C Feeney, A DeSilva, O Chaudhri, E Hatfield, K Meeran
Department of Endocrinology, Charing Cross and Hammersmith Hospitals, Imperial College Healthcare NHS Trust, London, W6 8RF
We present a case of a 29 year-old male from Ethiopia who presented on arrival to the UK with marked visual loss bilaterally, headache, systemic upset and significant hyponatraemia (115 mmol/L). MRI brain imaging demonstrated a large, lobulated, sellar and suprasellar mass, elevating the floor of the 3rd ventricle and compressing the optic chiasm. Pituitary profile on admission was as follows: FSH <0.5 IU/L, LH 0.1 IU/L, testosterone 0.9 nmol/L, TSH 0.66 mU/L, T4 6.8 pmol/L, ACTH 13 ng/L, IGF1 6.7 nmol/L, prolactin 90mU/L. A random evening cortisol was 406 nmol/L. Plasma osmolality was 242 pOsmol/kg paired with a urine osmolality of 601pOsmol/kg. Hydrocortisone (50mg qds) and thyroxine (50 µg od) was commenced prior to transfer to the neurosurgical centre at Charing Cross Hospital.
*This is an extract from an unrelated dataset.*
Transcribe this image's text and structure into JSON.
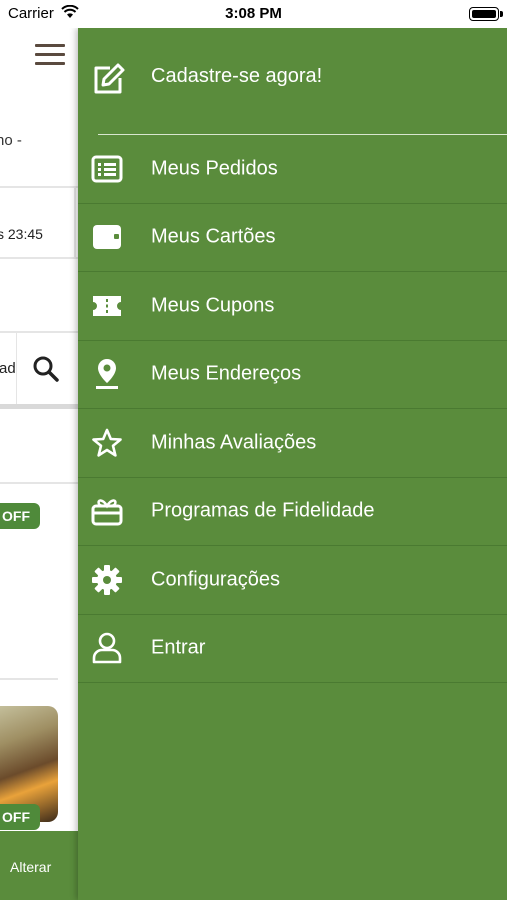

On admission, repeat biochemistry was as follows: Na 122 mmol/L, serum osmolality 245 pOsmol/kg, urine osmolality 527 pOsmol/kg, urine sodium 158 mmol/L. The patient was assessed as being euvolaemic and so assigned a provisional diagnosis of SIADH. Fluid restriction to 500mls oral intake/24hrs for 5 days failed to make any improvement on plasma sodium levels and initially worsened them. Despite this, the patient continued to make relatively large volumes of urine (1l-3.5l/24hrs) with sodium concentrations consistently over 100 mmol/L. A hypovolaemic state ensued which widened the differential diagnosis to include cerebral salt wasting syndrome (CSWS). Salt depletion was initially replenished using isotonic saline (0.9%), but later required hypertonic saline (1.8%), oral sodium and fludrocortisone to augment sodium levels to a maximum level of 128 mmol/L prior to surgery.
The patient underwent a transphenoidal resection of the mass followed by a debulking procedure via craniotomy one week later. Histology demonstrated a sellar neuroblastoma. 4 months post neurosurgery and radiotherapy, plasma sodium levels have improved (latest 132 mmol/L) but urine osmolalities are still high (latest 669 pOsmol/kg).
CSWS is a recognised, but debated, clinical entity distinguishable from cranial SIADH on the basis of a reduced plasma volume. Hypovolaemia in this case, as evidenced by ongoing negative fluid balance, combined with marked renal salt loss lead us to designate a diagnosis of CSWS.